Attenzione: il seguente articolo contiene SPOILER

Sono trascorsi 66 giorni da quello che è stato definito “il massacro di Vinci”. Ray Velcoro (Colin Farrell) ha lasciato la polizia per lavorare al soldo di Frank Semyon (Vince Vaughn), e sta lottando con la sua ex moglie per la custodia del figlio. Lei ha richiesto il test di paternità, che potrebbe precludergli ogni diritto sul bambino.
Ani Bezzarides (Rachel McAdams) è stata declassata a custode delle prove, e deve frequentare alcune sedute di sensibilizzazione contro le molestie sessuali, circondata da uomini rudi e volgari. La sorella della ragazza scomparsa si mette in contatto con lei: ha ricevuto una busta contenente alcune foto che ritraggono i diamanti blu di Ben Caspere, e altre che mostrano invece gli ospiti illustri di una festa erotica, scattate di nascosto. Nelle foto compaiono anche un senatore americano e il presidente della Catalyst.

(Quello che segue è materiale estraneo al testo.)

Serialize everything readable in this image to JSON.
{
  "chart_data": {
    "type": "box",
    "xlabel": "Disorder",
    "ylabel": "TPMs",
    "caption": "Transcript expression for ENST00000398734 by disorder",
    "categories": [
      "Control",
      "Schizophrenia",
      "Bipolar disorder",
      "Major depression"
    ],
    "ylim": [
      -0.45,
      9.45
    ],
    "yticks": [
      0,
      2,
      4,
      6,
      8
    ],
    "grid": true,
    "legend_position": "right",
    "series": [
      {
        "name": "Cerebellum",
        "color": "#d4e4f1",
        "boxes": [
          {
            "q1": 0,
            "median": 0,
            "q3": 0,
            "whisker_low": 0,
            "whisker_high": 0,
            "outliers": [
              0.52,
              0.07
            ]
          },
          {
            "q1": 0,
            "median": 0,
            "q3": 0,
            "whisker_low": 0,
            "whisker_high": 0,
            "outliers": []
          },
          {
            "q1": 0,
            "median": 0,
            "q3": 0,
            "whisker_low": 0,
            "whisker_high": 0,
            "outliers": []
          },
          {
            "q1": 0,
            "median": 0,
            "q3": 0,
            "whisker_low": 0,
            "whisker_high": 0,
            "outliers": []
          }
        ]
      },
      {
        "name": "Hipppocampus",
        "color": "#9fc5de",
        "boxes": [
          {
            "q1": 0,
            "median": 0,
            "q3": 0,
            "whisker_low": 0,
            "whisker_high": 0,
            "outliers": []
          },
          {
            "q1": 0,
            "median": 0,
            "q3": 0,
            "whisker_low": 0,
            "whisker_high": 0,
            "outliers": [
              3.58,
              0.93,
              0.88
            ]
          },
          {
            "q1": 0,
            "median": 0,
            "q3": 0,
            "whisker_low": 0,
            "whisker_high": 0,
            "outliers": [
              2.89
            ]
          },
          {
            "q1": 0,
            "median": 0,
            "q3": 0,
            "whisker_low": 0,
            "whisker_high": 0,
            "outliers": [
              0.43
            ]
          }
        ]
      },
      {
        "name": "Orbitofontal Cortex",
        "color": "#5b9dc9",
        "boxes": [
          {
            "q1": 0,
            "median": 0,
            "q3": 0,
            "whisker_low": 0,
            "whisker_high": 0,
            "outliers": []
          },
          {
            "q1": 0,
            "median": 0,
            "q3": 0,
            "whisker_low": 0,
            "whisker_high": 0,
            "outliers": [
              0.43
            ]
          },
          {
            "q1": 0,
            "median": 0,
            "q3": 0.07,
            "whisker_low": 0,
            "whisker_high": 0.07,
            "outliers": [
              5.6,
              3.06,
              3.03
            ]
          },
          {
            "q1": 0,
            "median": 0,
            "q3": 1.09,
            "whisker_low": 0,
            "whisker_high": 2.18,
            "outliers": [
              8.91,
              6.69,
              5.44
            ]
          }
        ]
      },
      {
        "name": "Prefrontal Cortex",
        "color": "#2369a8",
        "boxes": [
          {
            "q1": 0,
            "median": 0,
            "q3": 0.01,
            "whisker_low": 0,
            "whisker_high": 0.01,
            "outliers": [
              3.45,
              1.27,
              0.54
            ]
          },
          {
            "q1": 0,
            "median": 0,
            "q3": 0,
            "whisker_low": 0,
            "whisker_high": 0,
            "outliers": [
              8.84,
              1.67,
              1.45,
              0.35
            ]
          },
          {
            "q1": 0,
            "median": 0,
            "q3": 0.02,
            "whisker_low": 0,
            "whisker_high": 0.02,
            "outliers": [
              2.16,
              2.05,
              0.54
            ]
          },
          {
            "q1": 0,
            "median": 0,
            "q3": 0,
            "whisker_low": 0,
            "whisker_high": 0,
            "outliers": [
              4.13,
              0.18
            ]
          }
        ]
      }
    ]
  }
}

Paul Woodrugh (Taylor Kitsch) lavora nelle frodi assicurative, e sta preparando il suo futuro con Emily. Tornato da sua madre per recuperare i ventimila dollari che aveva nascosto in un armadio (frutto della sua esperienza nell’esercito), scopre che lei li ha spesi tutti. I due litigano, e lei gli rinfaccia di averlo portato in grembo per nove mesi, rovinando la sua carriera di ballerina. Paul se ne va, furente, ignorando i tentativi della madre di rimediare.
Frank e Jordan (Kelly Reilly) si sono trasferiti in una casa più piccola. Lei gli fa presente che trascorrono poco tempo insieme, ed è certa di non poter avere bambini a causa delle operazioni che ha subìto anni prima. Mentre Frank riprende in mano i suoi loschi affari di una volta, riesce anche a ottenere alcuni terreni lungo il corridoio della metropolitana leggera, purché recuperi i video contenuti nell’hard disk di Caspere: questo incarico gli viene assegnato da McCandless, il sopracitato presidente della Catalyst.
Intanto, Ray, Ani e Paul vengono reclutati per continuare le indagini sulla morte di Caspere, e svelare al contempo l’intreccio di corruzioni tra le autorità di Vinci e le istituzioni statali (ufficialmente sono alla ricerca di Irina Rulfo, la ragazza che ha venduto gli effetti personali di Caspere al banco dei pegni). Ray è recalcitrante, ma questo incarico potrebbe aiutarlo per la custodia di suo figlio, quindi accetta. Scopre però che lo stupratore di sua moglie è stato arrestato, e ciò significa che la soffiata ottenuta da Frank, anni prima, era un inganno: Ray ha ucciso una persona che non c’entrava niente. Disperato e furioso, si reca da Irving Pitlor, e lo malmena per fargli confessare quello che sa su Caspere. Pitlor gli rivela che Caspere ha avuto l’idea delle feste insieme a Tony Chessani, figlio del sindaco, e questo gli ha permesso di entrare in contatto con uomini influenti che hanno agevolato gli accordi per la ferrovia. Inoltre, Tony e Caspere ne hanno approfittato per accumulare foto e video di tali personaggi, in modo da poterli ricattare.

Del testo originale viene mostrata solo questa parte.